Adventures beyond time

Adventures beyond time

Saturday, June 28, 2008

Waldo Demonstration Farm

Now that our packs are put away for a while and we have added the Camino photos to
the posts below, we are again giving some attention to our other projects. In that vein, we went to visit the Waldo Demonstration Farm, about 15 miles from home. We had met the proprietors at the Farmers’ Market and been eating their lettuce, cucumbers, and okra. They invited us to come see the farm and, having enjoyed our other small-farm visits, we were ready.

This is the fourth farm we have visited in the past five months…not counting the “Mud Farm” in France, of course. Although each farm was small and family run, this one was really unlike the others.

The farm has about 25 acres, with probably less than an acre in cultivation. In addition to vegetables, we saw dozen or so beautiful chickens living in a lovely chicken house, and about a dozen heifers. They roam the pasture eating mostly grass, with a bit of feed added each day for variety. At the end of the season, the grass-fed heifers will be sold back to their original owner for slaughter, with the farmer keeping some of the yield for himself.

The vegetable farming uses hydroponic technology. The plants live in grow-towers, pots, shallow raised beds, or pipes in a quite small area of the farm. The pots and grow-towers are in a field and they’re covered by shade cloth as needed. In the pots are okra and tomato plants. The five-to-six foot okra plants are still very productive, despite the May/June Florida heat. The tomatoes were producing, but getting that end-of-season look typical of Florida tomato plants as July approaches.

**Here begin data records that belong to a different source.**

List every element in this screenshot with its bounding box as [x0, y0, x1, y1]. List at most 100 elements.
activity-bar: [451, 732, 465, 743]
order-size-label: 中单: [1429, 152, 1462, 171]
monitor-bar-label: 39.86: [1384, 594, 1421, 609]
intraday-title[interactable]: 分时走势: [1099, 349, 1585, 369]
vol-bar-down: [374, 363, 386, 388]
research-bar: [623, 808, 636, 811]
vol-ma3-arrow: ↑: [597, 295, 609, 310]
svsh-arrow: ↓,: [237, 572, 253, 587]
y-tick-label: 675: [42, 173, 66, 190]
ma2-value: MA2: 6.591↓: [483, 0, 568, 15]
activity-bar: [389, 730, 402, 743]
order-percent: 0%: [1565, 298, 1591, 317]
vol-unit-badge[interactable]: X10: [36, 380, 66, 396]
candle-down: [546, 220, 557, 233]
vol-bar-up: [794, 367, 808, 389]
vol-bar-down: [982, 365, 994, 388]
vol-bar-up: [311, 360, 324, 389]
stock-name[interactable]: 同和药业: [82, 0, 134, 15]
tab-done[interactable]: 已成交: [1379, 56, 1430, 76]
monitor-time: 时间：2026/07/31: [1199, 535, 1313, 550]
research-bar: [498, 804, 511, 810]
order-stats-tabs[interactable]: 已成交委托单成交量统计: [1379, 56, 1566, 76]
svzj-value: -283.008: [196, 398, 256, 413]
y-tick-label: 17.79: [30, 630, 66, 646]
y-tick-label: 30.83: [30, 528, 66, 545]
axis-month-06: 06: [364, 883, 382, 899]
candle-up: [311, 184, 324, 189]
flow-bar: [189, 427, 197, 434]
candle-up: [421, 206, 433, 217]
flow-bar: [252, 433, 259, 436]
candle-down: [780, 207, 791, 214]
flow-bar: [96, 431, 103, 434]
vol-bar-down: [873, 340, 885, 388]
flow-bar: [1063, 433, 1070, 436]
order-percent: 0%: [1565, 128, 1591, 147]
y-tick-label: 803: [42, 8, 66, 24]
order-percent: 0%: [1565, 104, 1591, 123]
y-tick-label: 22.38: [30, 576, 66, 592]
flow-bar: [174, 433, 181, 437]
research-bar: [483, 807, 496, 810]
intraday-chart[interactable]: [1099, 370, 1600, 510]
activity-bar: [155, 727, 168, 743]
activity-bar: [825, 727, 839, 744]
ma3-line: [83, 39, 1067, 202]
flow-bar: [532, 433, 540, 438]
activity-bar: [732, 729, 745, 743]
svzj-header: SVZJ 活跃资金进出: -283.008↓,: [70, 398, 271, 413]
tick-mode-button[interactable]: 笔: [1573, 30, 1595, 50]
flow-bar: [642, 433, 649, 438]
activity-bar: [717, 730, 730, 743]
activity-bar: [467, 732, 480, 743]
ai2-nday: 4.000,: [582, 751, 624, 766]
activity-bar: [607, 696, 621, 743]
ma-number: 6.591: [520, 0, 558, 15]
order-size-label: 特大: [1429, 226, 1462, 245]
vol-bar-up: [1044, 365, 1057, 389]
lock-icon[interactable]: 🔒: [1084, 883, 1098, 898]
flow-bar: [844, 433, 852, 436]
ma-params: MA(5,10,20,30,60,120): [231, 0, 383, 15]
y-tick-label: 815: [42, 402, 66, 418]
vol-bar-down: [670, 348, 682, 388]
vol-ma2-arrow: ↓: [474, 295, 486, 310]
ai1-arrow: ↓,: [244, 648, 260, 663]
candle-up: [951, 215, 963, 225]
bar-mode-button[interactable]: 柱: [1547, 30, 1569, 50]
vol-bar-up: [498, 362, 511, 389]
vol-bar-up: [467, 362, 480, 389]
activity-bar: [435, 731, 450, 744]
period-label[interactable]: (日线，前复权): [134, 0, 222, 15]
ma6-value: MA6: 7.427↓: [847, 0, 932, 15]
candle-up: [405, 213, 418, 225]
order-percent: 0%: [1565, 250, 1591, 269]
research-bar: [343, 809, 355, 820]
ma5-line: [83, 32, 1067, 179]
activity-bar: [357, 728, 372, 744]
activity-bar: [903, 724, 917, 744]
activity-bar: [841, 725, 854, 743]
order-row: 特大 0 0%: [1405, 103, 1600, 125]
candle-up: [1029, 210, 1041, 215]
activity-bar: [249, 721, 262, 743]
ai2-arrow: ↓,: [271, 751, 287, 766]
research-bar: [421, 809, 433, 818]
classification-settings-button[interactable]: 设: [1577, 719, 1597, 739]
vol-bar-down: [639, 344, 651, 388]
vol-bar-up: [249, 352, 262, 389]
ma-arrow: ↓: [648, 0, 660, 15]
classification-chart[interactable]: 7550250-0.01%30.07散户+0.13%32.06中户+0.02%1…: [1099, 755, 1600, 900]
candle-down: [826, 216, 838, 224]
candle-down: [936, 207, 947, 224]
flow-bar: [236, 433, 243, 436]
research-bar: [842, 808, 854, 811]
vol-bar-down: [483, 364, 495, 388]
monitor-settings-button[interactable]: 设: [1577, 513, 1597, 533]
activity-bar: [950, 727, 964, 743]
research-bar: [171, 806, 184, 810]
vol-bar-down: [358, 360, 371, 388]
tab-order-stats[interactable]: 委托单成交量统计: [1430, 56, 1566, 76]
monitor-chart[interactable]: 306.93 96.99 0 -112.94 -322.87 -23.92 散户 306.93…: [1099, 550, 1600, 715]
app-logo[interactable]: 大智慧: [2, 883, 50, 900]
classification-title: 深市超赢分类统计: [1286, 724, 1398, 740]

A few tomatoes, as well as herbs, swiss chard, and strawberries are, or had been, in grow-towers. They are a patented arrangement of Styrofoam-like planters, each about a 12-inch square. There are four medium-filled planters to a tower. They stack at angles to each other so the corners of each planter are exposed and available to hold plants. A pole through the center of each stack keeps it upright. A pipe carrying nutrients dissolved in water runs above the towers the length of each row, about 30 feet long. A tiny tube inserted into the pipe above each tower drips the water at a very slow and steady rate into the top planter. It filters through to the lower planters.

Each tower could support eight tomato plants or up to 16 smaller plants. The farmer said he found that four tomatoes were as many as worked for him. Otherwise the plants were too close and bushy to walk the rows and harvest easily. He liked the towers, and to experiment with various plants in them. Most of his tomatoes were in pots as were the okra plants.

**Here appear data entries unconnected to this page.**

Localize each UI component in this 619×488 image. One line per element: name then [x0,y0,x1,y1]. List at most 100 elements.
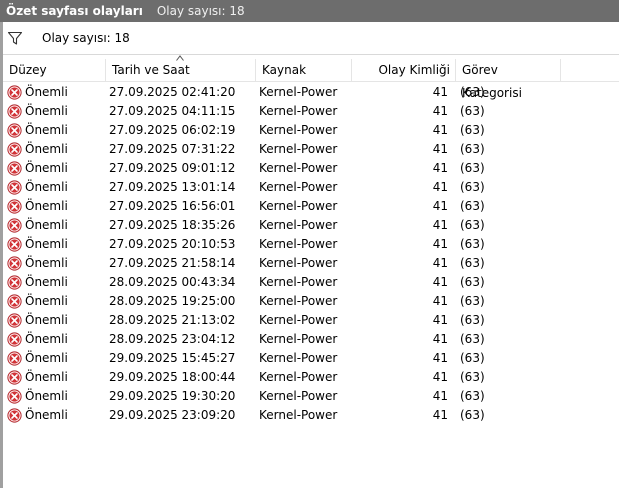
event-id-cell: 41 [432,256,448,270]
event-id-cell: 41 [432,313,448,327]
source-cell: Kernel-Power [259,123,338,137]
date-time-cell: 29.09.2025 23:09:20 [109,408,236,422]
task-category-cell: (63) [460,218,485,232]
table-row[interactable]: Önemli 29.09.2025 23:09:20 Kernel-Power … [3,406,619,425]
column-header-date[interactable]: Tarih ve Saat [106,55,256,82]
table-row[interactable]: Önemli 28.09.2025 19:25:00 Kernel-Power … [3,292,619,311]
table-row[interactable]: Önemli 27.09.2025 07:31:22 Kernel-Power … [3,140,619,159]
table-row[interactable]: Önemli 27.09.2025 21:58:14 Kernel-Power … [3,254,619,273]
date-time-cell: 27.09.2025 09:01:12 [109,161,236,175]
table-row[interactable]: Önemli 27.09.2025 06:02:19 Kernel-Power … [3,121,619,140]
table-row[interactable]: Önemli 27.09.2025 16:56:01 Kernel-Power … [3,197,619,216]
column-header-label: Kaynak [262,63,307,77]
task-category-cell: (63) [460,123,485,137]
source-cell: Kernel-Power [259,199,338,213]
event-id-cell: 41 [432,237,448,251]
error-icon [7,332,22,347]
task-category-cell: (63) [460,142,485,156]
date-time-cell: 27.09.2025 06:02:19 [109,123,236,137]
window-titlebar: Özet sayfası olayları Olay sayısı: 18 [0,0,619,22]
table-row[interactable]: Önemli 28.09.2025 00:43:34 Kernel-Power … [3,273,619,292]
task-category-cell: (63) [460,180,485,194]
level-cell: Önemli [7,368,68,387]
table-row[interactable]: Önemli 27.09.2025 04:11:15 Kernel-Power … [3,102,619,121]
table-row[interactable]: Önemli 27.09.2025 13:01:14 Kernel-Power … [3,178,619,197]
table-row[interactable]: Önemli 27.09.2025 20:10:53 Kernel-Power … [3,235,619,254]
task-category-cell: (63) [460,389,485,403]
column-header-event-id[interactable]: Olay Kimliği [352,59,456,82]
table-row[interactable]: Önemli 29.09.2025 19:30:20 Kernel-Power … [3,387,619,406]
table-row[interactable]: Önemli 27.09.2025 09:01:12 Kernel-Power … [3,159,619,178]
level-text: Önemli [25,142,68,156]
source-cell: Kernel-Power [259,85,338,99]
table-header: Düzey Tarih ve Saat Kaynak Olay Kimliği … [3,55,619,100]
level-text: Önemli [25,123,68,137]
table-row[interactable]: Önemli 29.09.2025 18:00:44 Kernel-Power … [3,368,619,387]
sort-ascending-icon [176,55,184,61]
task-category-cell: (63) [460,275,485,289]
event-id-cell: 41 [432,351,448,365]
task-category-cell: (63) [460,104,485,118]
level-cell: Önemli [7,349,68,368]
date-time-cell: 27.09.2025 20:10:53 [109,237,236,251]
event-panel: Olay sayısı: 18 Düzey Tarih ve Saat Kayn… [0,22,619,488]
level-text: Önemli [25,294,68,308]
level-cell: Önemli [7,197,68,216]
error-icon [7,370,22,385]
table-row[interactable]: Önemli 29.09.2025 15:45:27 Kernel-Power … [3,349,619,368]
column-header-label: Düzey [9,63,47,77]
date-time-cell: 27.09.2025 16:56:01 [109,199,236,213]
level-text: Önemli [25,237,68,251]
level-text: Önemli [25,313,68,327]
source-cell: Kernel-Power [259,275,338,289]
task-category-cell: (63) [460,408,485,422]
date-time-cell: 28.09.2025 23:04:12 [109,332,236,346]
source-cell: Kernel-Power [259,142,338,156]
table-row[interactable]: Önemli 28.09.2025 21:13:02 Kernel-Power … [3,311,619,330]
task-category-cell: (63) [460,332,485,346]
column-header-source[interactable]: Kaynak [256,59,352,82]
date-time-cell: 27.09.2025 13:01:14 [109,180,236,194]
error-icon [7,256,22,271]
table-row[interactable]: Önemli 27.09.2025 02:41:20 Kernel-Power … [3,83,619,102]
date-time-cell: 28.09.2025 21:13:02 [109,313,236,327]
level-cell: Önemli [7,216,68,235]
level-text: Önemli [25,85,68,99]
task-category-cell: (63) [460,256,485,270]
event-id-cell: 41 [432,123,448,137]
level-cell: Önemli [7,292,68,311]
level-cell: Önemli [7,330,68,349]
date-time-cell: 27.09.2025 07:31:22 [109,142,236,156]
date-time-cell: 27.09.2025 21:58:14 [109,256,236,270]
column-header-label: Tarih ve Saat [112,63,190,77]
level-text: Önemli [25,332,68,346]
date-time-cell: 29.09.2025 18:00:44 [109,370,236,384]
error-icon [7,142,22,157]
level-text: Önemli [25,218,68,232]
event-id-cell: 41 [432,294,448,308]
event-id-cell: 41 [432,408,448,422]
column-header-task-category[interactable]: Görev Kategorisi [456,59,561,100]
error-icon [7,85,22,100]
table-row[interactable]: Önemli 28.09.2025 23:04:12 Kernel-Power … [3,330,619,349]
table-row[interactable]: Önemli 27.09.2025 18:35:26 Kernel-Power … [3,216,619,235]
source-cell: Kernel-Power [259,313,338,327]
column-header-level[interactable]: Düzey [3,59,106,82]
event-id-cell: 41 [432,389,448,403]
error-icon [7,389,22,404]
titlebar-event-count: Olay sayısı: 18 [156,4,245,18]
level-cell: Önemli [7,235,68,254]
level-text: Önemli [25,199,68,213]
level-cell: Önemli [7,140,68,159]
source-cell: Kernel-Power [259,218,338,232]
error-icon [7,237,22,252]
level-text: Önemli [25,256,68,270]
filter-icon[interactable] [7,30,23,46]
event-id-cell: 41 [432,199,448,213]
task-category-cell: (63) [460,237,485,251]
level-text: Önemli [25,180,68,194]
task-category-cell: (63) [460,351,485,365]
filter-event-count: Olay sayısı: 18 [42,31,130,45]
error-icon [7,104,22,119]
event-id-cell: 41 [432,218,448,232]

Most of the lettuce, and some swiss chard, grew in a greenhouse next to the field of grow-towers and pots. The greenhouse was about evenly divided between the pipes, some pots, and raised, shallow beds about 30 feet long and 5 feet wide.

The pots held cucumbers, now spent but with vines still stretched on strings up toward the greenhouse super-structure that supports the plants.

The beds contained growing medium, now fallow and ready to be discarded so they could be cleaned and made ready for the post-summer growing season.

The third section of the greenhouse holds long rows of 4-inch white pipe. Nutrient rich water pumps continuously through the pipe, drawn by gravity from one end to the other and then pumped back to the far end. At about 12-inch intervals, the pipes have square holes into which lettuce seeds sprouted in half-inch cubes of fibrous medium are inserted. Nourished by the flowing water, they grow to heads of bib, boston, romaine and other types of lettuce, which we have been buying all season at the Farmers’ Market.

The nutrients are mixed in large tubs at the end of the rows of pipes and the raised beds and controlled by the pumps and gravity flow. Like all the farmers we’ve met, this one had an amazing knowledge of the biology and chemistry of his plants and their growing processes.

Another glimpse into our food and the people who produce it. Someday it would be nice to be able to know who grew all our food, and how they see the process of feeding themselves and the rest of us.